There’s an awkward minute while Egil Krogh takes photographs of the President and Phil shaking hands there on the blue carpet bordered with white stars, in front of furled flags on poles. Flashes of light that are only light from the camera flash. Phil blinks them away as Emmet leads him out, through ordinary offices and blank corridors to chill air under a grey sky where their car is waiting.
‘It went well,’ Emmet says, after a while. He’s driving the car -the car Phil hired - back to the hotel.
Phil says, ‘Who are you, exactly? What do you want?’
‘I’m your agent, Phil. I take care of you. That’s my job.’
‘And that other creature, your friend Haldeman, he takes care of the President.’
‘The President - he’s a work of art, isn’t he? He’ll win his third term, and the next one too. A man like that, he’s too useful to let go. Unlike you, Phil, he can still help us.’
‘He was beaten,’ Phil says, ‘in 1960. By Kennedy. And in 1962 he lost the election for governor of California. Right after the results were announced, he said he would give up politics. And then something happened. He came back. Or was he brought back, is that what it was? A wooden horse,’ Phil says, feeling hollow himself, as empty as a husk. ‘Brought by the Greeks as a gift.’
‘He won’t get beaten again,’ Emmet says, ‘you can count on that. Not in 1976, not in 1980, not in 1984. It worked out, didn’t it - you and him?’ He smiles, baring his perfect white teeth. ‘We should get you invited to one of the parties there. Maybe when you finish your book - it’ll be great publicity.’
‘You don’t want me to finish the book,’ Phil says. He feels as if he’s choking, and wrenches at the knot of his tie. ‘That’s the point. Whatever I was supposed to do - you made sure I didn’t do it.’
‘Phil, Phil, Phil,’ Emmet says. ‘Is this another of your wild conspiracy theories? What is it this time, a conspiracy of boring, staid suits, acting in concert to stifle creative guys like you? Well, listen up, buddy. There is no conspiracy. There’s nothing but a bunch of ordinary g
uys doing an honest day’s work, making the world a better place, the best way they know how. You think we’re dangerous? Well, take a look at yourself, Phil. You’ve got everything you ever dreamed about, and you got it all thanks to me. If it wasn’t for me, you’d be no better than a bum on the street. You’d be living in a cold-water walk-up, banging out porno novels or sci-fi trash as fast as you could, just to keep the power company from switching off your lights. And moaning all the while that you could have been a contender. Get real, Phil. I gave you a good deal. The best.’

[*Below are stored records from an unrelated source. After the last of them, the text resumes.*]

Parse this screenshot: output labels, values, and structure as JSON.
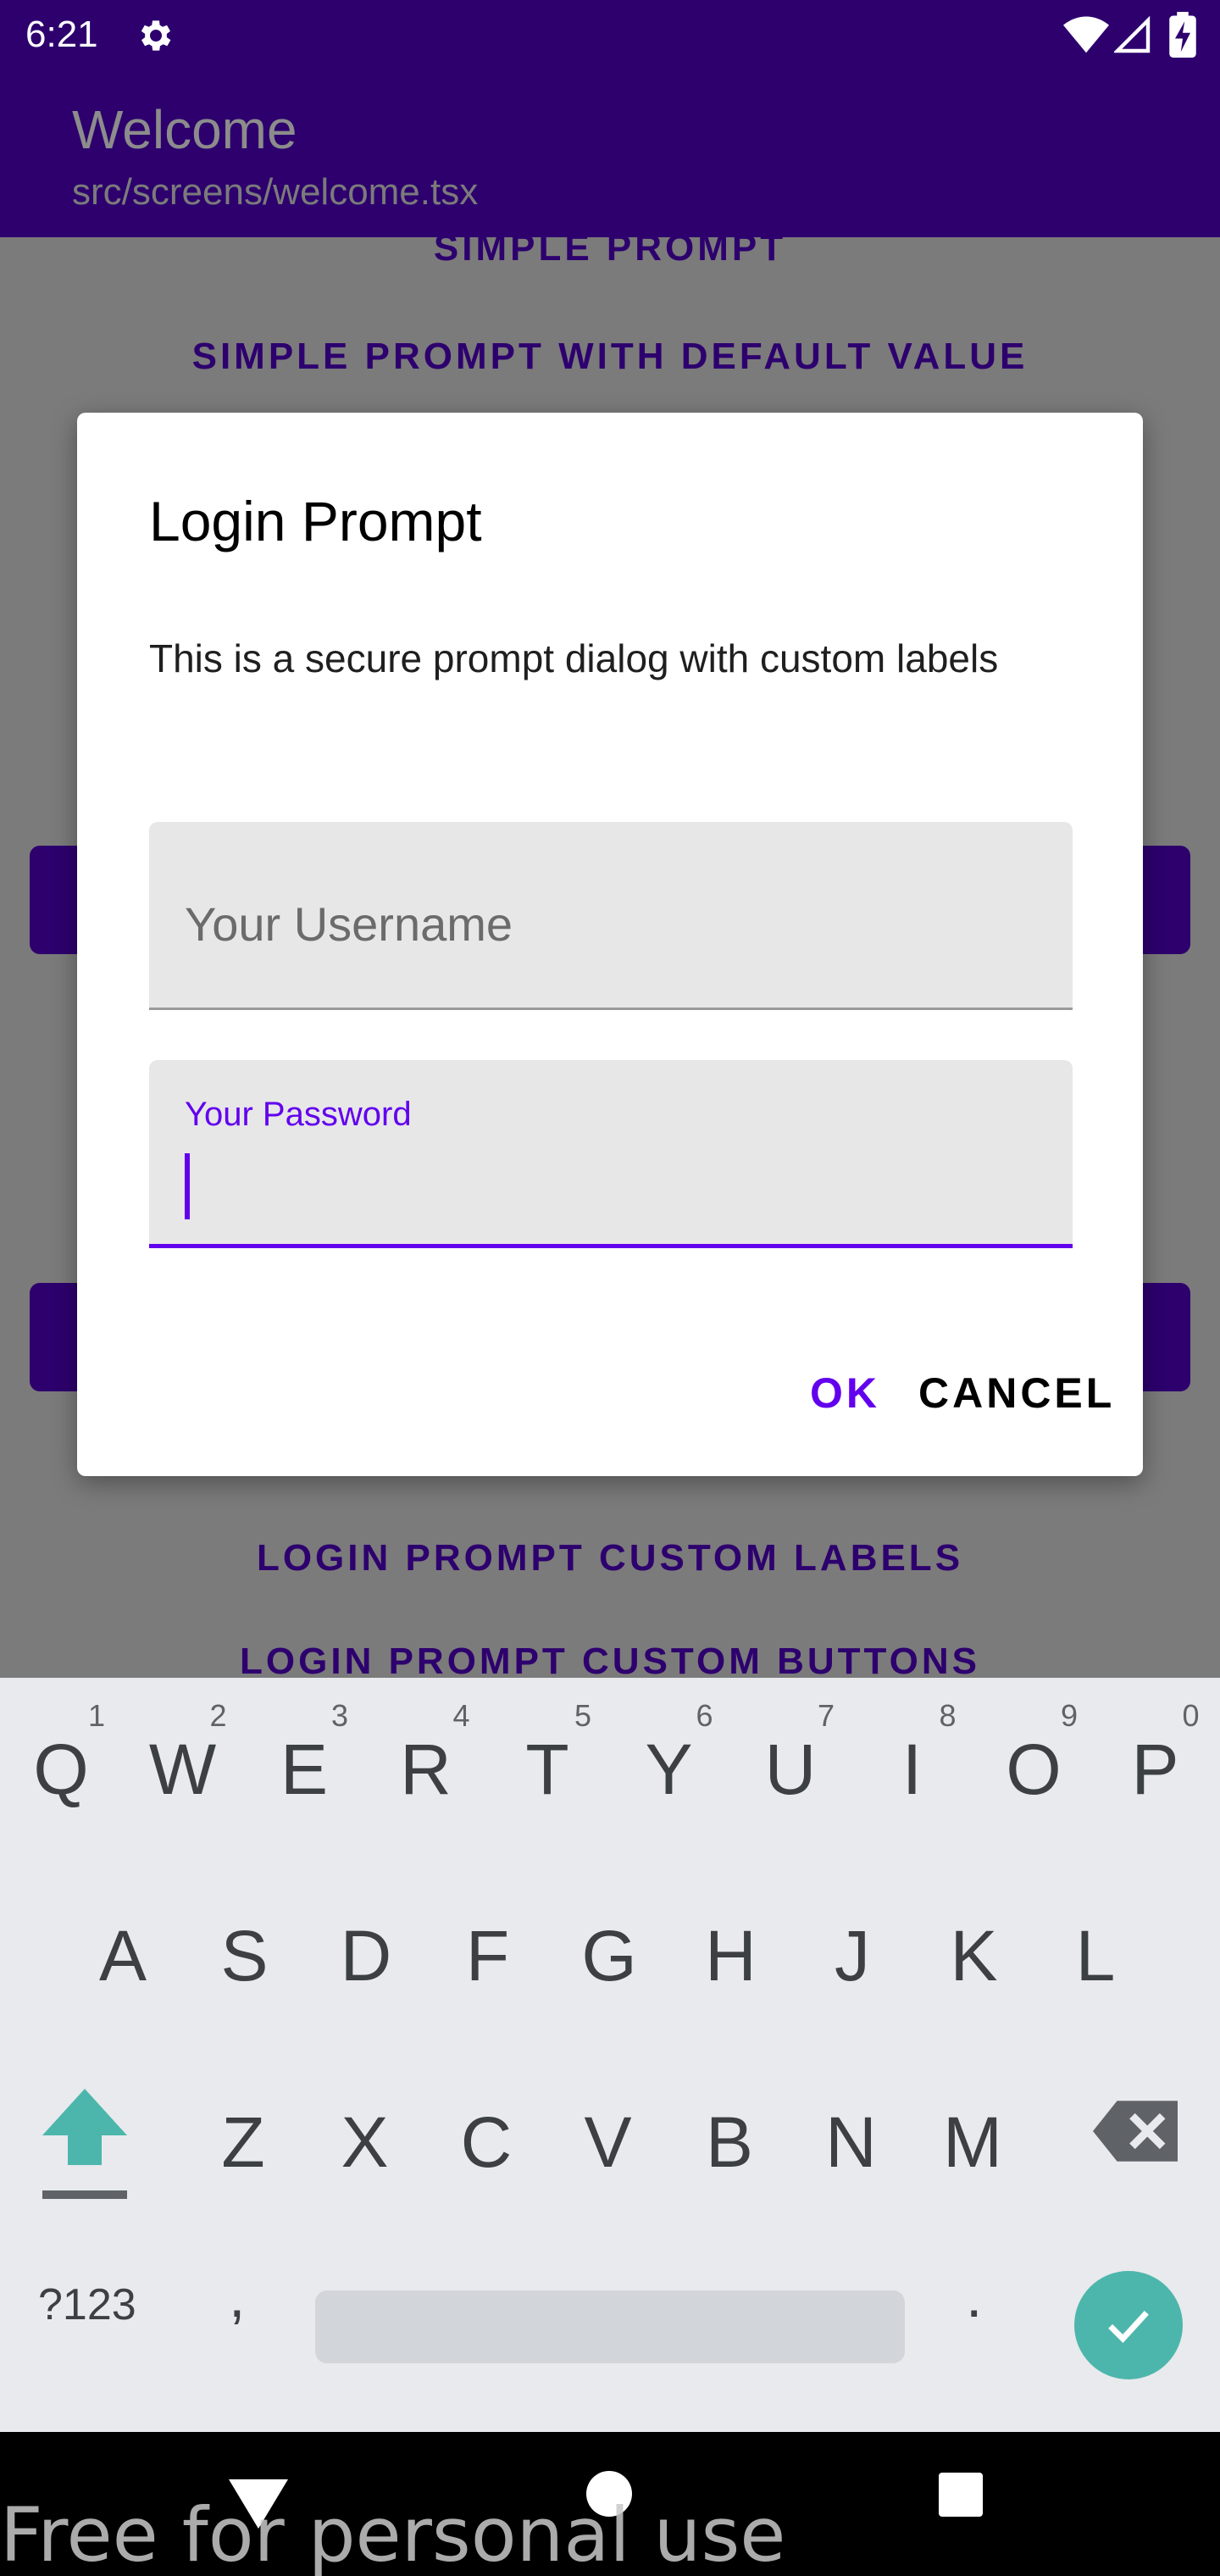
{
  "status_bar": {
    "time": "6:21",
    "icons": [
      "gear-icon",
      "wifi-icon",
      "signal-icon",
      "battery-charging-icon"
    ]
  },
  "app_bar": {
    "title": "Welcome",
    "subtitle": "src/screens/welcome.tsx"
  },
  "background_list": {
    "items": [
      "SIMPLE PROMPT",
      "SIMPLE PROMPT WITH DEFAULT VALUE",
      "LOGIN PROMPT CUSTOM LABELS",
      "LOGIN PROMPT CUSTOM BUTTONS"
    ]
  },
  "dialog": {
    "title": "Login Prompt",
    "message": "This is a secure prompt dialog with custom labels",
    "username_placeholder": "Your Username",
    "password_label": "Your Password",
    "password_value": "",
    "ok_label": "OK",
    "cancel_label": "CANCEL"
  },
  "keyboard": {
    "row1": [
      {
        "letter": "Q",
        "num": "1"
      },
      {
        "letter": "W",
        "num": "2"
      },
      {
        "letter": "E",
        "num": "3"
      },
      {
        "letter": "R",
        "num": "4"
      },
      {
        "letter": "T",
        "num": "5"
      },
      {
        "letter": "Y",
        "num": "6"
      },
      {
        "letter": "U",
        "num": "7"
      },
      {
        "letter": "I",
        "num": "8"
      },
      {
        "letter": "O",
        "num": "9"
      },
      {
        "letter": "P",
        "num": "0"
      }
    ],
    "row2": [
      "A",
      "S",
      "D",
      "F",
      "G",
      "H",
      "J",
      "K",
      "L"
    ],
    "row3": [
      "Z",
      "X",
      "C",
      "V",
      "B",
      "N",
      "M"
    ],
    "symbols_label": "?123",
    "comma": ",",
    "period": "."
  },
  "watermark": "Free for personal use",
  "colors": {
    "primary": "#2d006e",
    "accent": "#6200ee",
    "enter_key": "#4db6ac"
  }
}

‘Like the deal that guy, the guy at the hotel, the doughnut guy, got? He was supposed to be a singer, and someone just like you did something to him.’

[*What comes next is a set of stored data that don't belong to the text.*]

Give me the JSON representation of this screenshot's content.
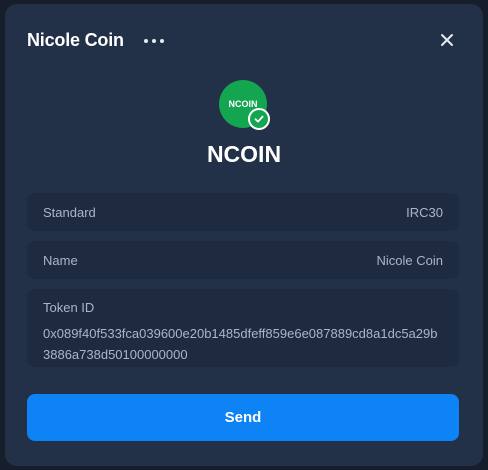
{
  "header": {
    "title": "Nicole Coin",
    "more_icon": "more-horizontal-icon",
    "close_icon": "close-icon"
  },
  "token": {
    "logo_text": "NCOIN",
    "logo_color": "#14a551",
    "verified_icon": "check-icon",
    "symbol": "NCOIN"
  },
  "details": {
    "standard": {
      "label": "Standard",
      "value": "IRC30"
    },
    "name": {
      "label": "Name",
      "value": "Nicole Coin"
    },
    "token_id": {
      "label": "Token ID",
      "value": "0x089f40f533fca039600e20b1485dfeff859e6e087889cd8a1dc5a29b3886a738d50100000000"
    }
  },
  "actions": {
    "send_label": "Send",
    "send_color": "#0d83f5"
  }
}
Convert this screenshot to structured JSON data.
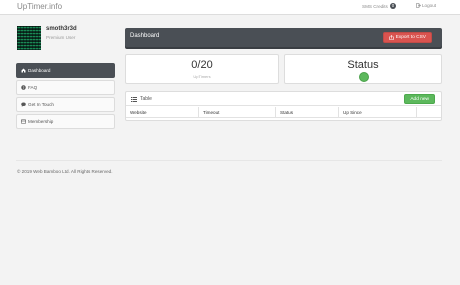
{
  "navbar": {
    "brand": "UpTimer.info",
    "sms_label": "SMS Credits",
    "sms_count": "0",
    "logout_label": "Logout"
  },
  "user": {
    "name": "smoth3r3d",
    "role": "Premium User"
  },
  "sidebar": {
    "items": [
      {
        "label": "Dashboard",
        "icon": "home-icon",
        "active": true
      },
      {
        "label": "FAQ",
        "icon": "question-icon",
        "active": false
      },
      {
        "label": "Get In Touch",
        "icon": "comment-icon",
        "active": false
      },
      {
        "label": "Membership",
        "icon": "card-icon",
        "active": false
      }
    ]
  },
  "header": {
    "title": "Dashboard",
    "export_label": "Export to CSV"
  },
  "stats": {
    "uptimers_value": "0/20",
    "uptimers_label": "UpTimers",
    "status_title": "Status",
    "status_color": "#5cb85c"
  },
  "table": {
    "title": "Table",
    "add_label": "Add new",
    "columns": [
      "Website",
      "Timeout",
      "Status",
      "Up Since",
      ""
    ]
  },
  "footer": {
    "text": "© 2019 Web Bamboo Ltd. All Rights Reserved."
  },
  "colors": {
    "dark": "#4a4f55",
    "danger": "#d9534f",
    "success": "#5cb85c"
  }
}
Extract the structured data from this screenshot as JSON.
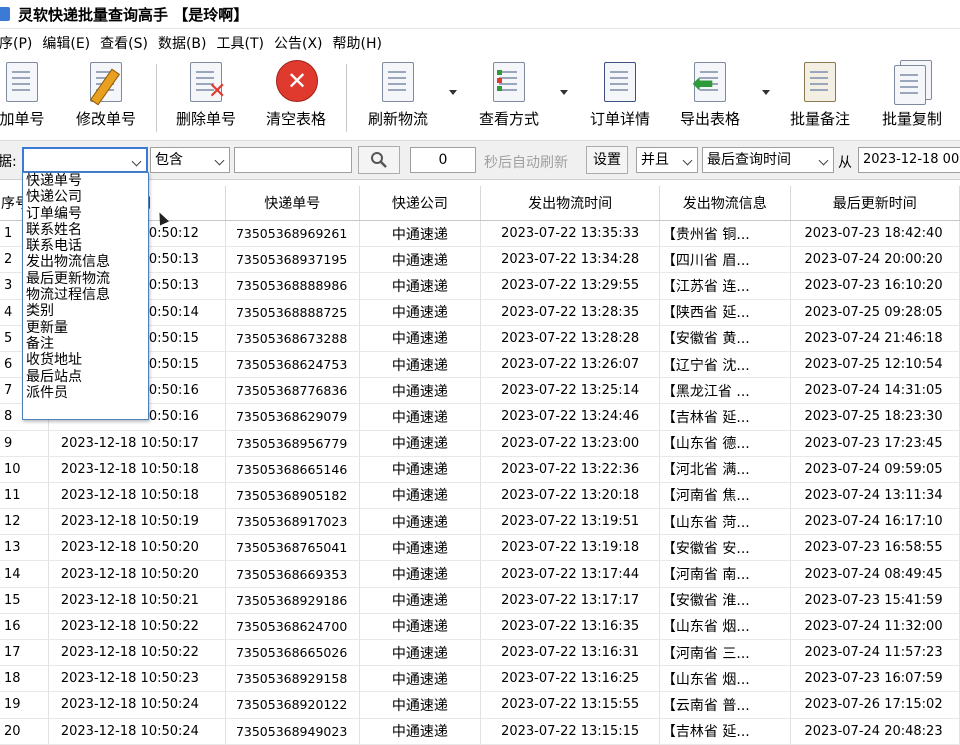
{
  "window": {
    "title": "灵软快递批量查询高手 【是玲啊】"
  },
  "menu": [
    "序(P)",
    "编辑(E)",
    "查看(S)",
    "数据(B)",
    "工具(T)",
    "公告(X)",
    "帮助(H)"
  ],
  "toolbar": {
    "add": "加单号",
    "edit": "修改单号",
    "delete": "删除单号",
    "clear": "清空表格",
    "refresh": "刷新物流",
    "view_mode": "查看方式",
    "order_detail": "订单详情",
    "export": "导出表格",
    "batch_note": "批量备注",
    "batch_copy": "批量复制"
  },
  "filter": {
    "label": "据:",
    "field_value": "",
    "operator": "包含",
    "keyword": "",
    "seconds": "0",
    "auto_refresh_text": "秒后自动刷新",
    "settings_button": "设置",
    "logic": "并且",
    "date_field": "最后查询时间",
    "from_label": "从",
    "from_date": "2023-12-18 00"
  },
  "dropdown_options": [
    "快递单号",
    "快递公司",
    "订单编号",
    "联系姓名",
    "联系电话",
    "发出物流信息",
    "最后更新物流",
    "物流过程信息",
    "类别",
    "更新量",
    "备注",
    "收货地址",
    "最后站点",
    "派件员"
  ],
  "table": {
    "columns": [
      "序号",
      "时间",
      "快递单号",
      "快递公司",
      "发出物流时间",
      "发出物流信息",
      "最后更新时间"
    ],
    "rows": [
      [
        "1",
        "2023-12-18 10:50:12",
        "73505368969261",
        "中通速递",
        "2023-07-22 13:35:33",
        "【贵州省 铜...",
        "2023-07-23 18:42:40"
      ],
      [
        "2",
        "2023-12-18 10:50:13",
        "73505368937195",
        "中通速递",
        "2023-07-22 13:34:28",
        "【四川省 眉...",
        "2023-07-24 20:00:20"
      ],
      [
        "3",
        "2023-12-18 10:50:13",
        "73505368888986",
        "中通速递",
        "2023-07-22 13:29:55",
        "【江苏省 连...",
        "2023-07-23 16:10:20"
      ],
      [
        "4",
        "2023-12-18 10:50:14",
        "73505368888725",
        "中通速递",
        "2023-07-22 13:28:35",
        "【陕西省 延...",
        "2023-07-25 09:28:05"
      ],
      [
        "5",
        "2023-12-18 10:50:15",
        "73505368673288",
        "中通速递",
        "2023-07-22 13:28:28",
        "【安徽省 黄...",
        "2023-07-24 21:46:18"
      ],
      [
        "6",
        "2023-12-18 10:50:15",
        "73505368624753",
        "中通速递",
        "2023-07-22 13:26:07",
        "【辽宁省 沈...",
        "2023-07-25 12:10:54"
      ],
      [
        "7",
        "2023-12-18 10:50:16",
        "73505368776836",
        "中通速递",
        "2023-07-22 13:25:14",
        "【黑龙江省 ...",
        "2023-07-24 14:31:05"
      ],
      [
        "8",
        "2023-12-18 10:50:16",
        "73505368629079",
        "中通速递",
        "2023-07-22 13:24:46",
        "【吉林省 延...",
        "2023-07-25 18:23:30"
      ],
      [
        "9",
        "2023-12-18 10:50:17",
        "73505368956779",
        "中通速递",
        "2023-07-22 13:23:00",
        "【山东省 德...",
        "2023-07-23 17:23:45"
      ],
      [
        "10",
        "2023-12-18 10:50:18",
        "73505368665146",
        "中通速递",
        "2023-07-22 13:22:36",
        "【河北省 满...",
        "2023-07-24 09:59:05"
      ],
      [
        "11",
        "2023-12-18 10:50:18",
        "73505368905182",
        "中通速递",
        "2023-07-22 13:20:18",
        "【河南省 焦...",
        "2023-07-24 13:11:34"
      ],
      [
        "12",
        "2023-12-18 10:50:19",
        "73505368917023",
        "中通速递",
        "2023-07-22 13:19:51",
        "【山东省 菏...",
        "2023-07-24 16:17:10"
      ],
      [
        "13",
        "2023-12-18 10:50:20",
        "73505368765041",
        "中通速递",
        "2023-07-22 13:19:18",
        "【安徽省 安...",
        "2023-07-23 16:58:55"
      ],
      [
        "14",
        "2023-12-18 10:50:20",
        "73505368669353",
        "中通速递",
        "2023-07-22 13:17:44",
        "【河南省 南...",
        "2023-07-24 08:49:45"
      ],
      [
        "15",
        "2023-12-18 10:50:21",
        "73505368929186",
        "中通速递",
        "2023-07-22 13:17:17",
        "【安徽省 淮...",
        "2023-07-23 15:41:59"
      ],
      [
        "16",
        "2023-12-18 10:50:22",
        "73505368624700",
        "中通速递",
        "2023-07-22 13:16:35",
        "【山东省 烟...",
        "2023-07-24 11:32:00"
      ],
      [
        "17",
        "2023-12-18 10:50:22",
        "73505368665026",
        "中通速递",
        "2023-07-22 13:16:31",
        "【河南省 三...",
        "2023-07-24 11:57:23"
      ],
      [
        "18",
        "2023-12-18 10:50:23",
        "73505368929158",
        "中通速递",
        "2023-07-22 13:16:25",
        "【山东省 烟...",
        "2023-07-23 16:07:59"
      ],
      [
        "19",
        "2023-12-18 10:50:24",
        "73505368920122",
        "中通速递",
        "2023-07-22 13:15:55",
        "【云南省 普...",
        "2023-07-26 17:15:02"
      ],
      [
        "20",
        "2023-12-18 10:50:24",
        "73505368949023",
        "中通速递",
        "2023-07-22 13:15:15",
        "【吉林省 延...",
        "2023-07-24 20:48:23"
      ]
    ]
  },
  "icons": {
    "add": "add-document-icon",
    "edit": "edit-pencil-icon",
    "delete": "delete-document-icon",
    "clear": "clear-red-x-icon",
    "refresh": "refresh-document-icon",
    "view_mode": "checklist-icon",
    "order_detail": "order-detail-icon",
    "export": "export-arrow-icon",
    "batch_note": "scroll-note-icon",
    "batch_copy": "copy-documents-icon",
    "search": "magnifier-icon"
  },
  "colors": {
    "accent": "#3b7bd6",
    "clear_red": "#e03a2f",
    "export_green": "#2f9a3a"
  }
}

‘He could have changed popular music,’ Emmet says. ‘Even as a doughnut shop operator he still has something. But would he have been any happier? I don’t think so. And that’s all I’m going to say, Phil. Don’t ever ask again. Go back to your nice house, work on your book, and don’t make trouble. Or, if you’re not careful, you might be found dead one day from vitamin poisoning, or maybe a drug overdose.’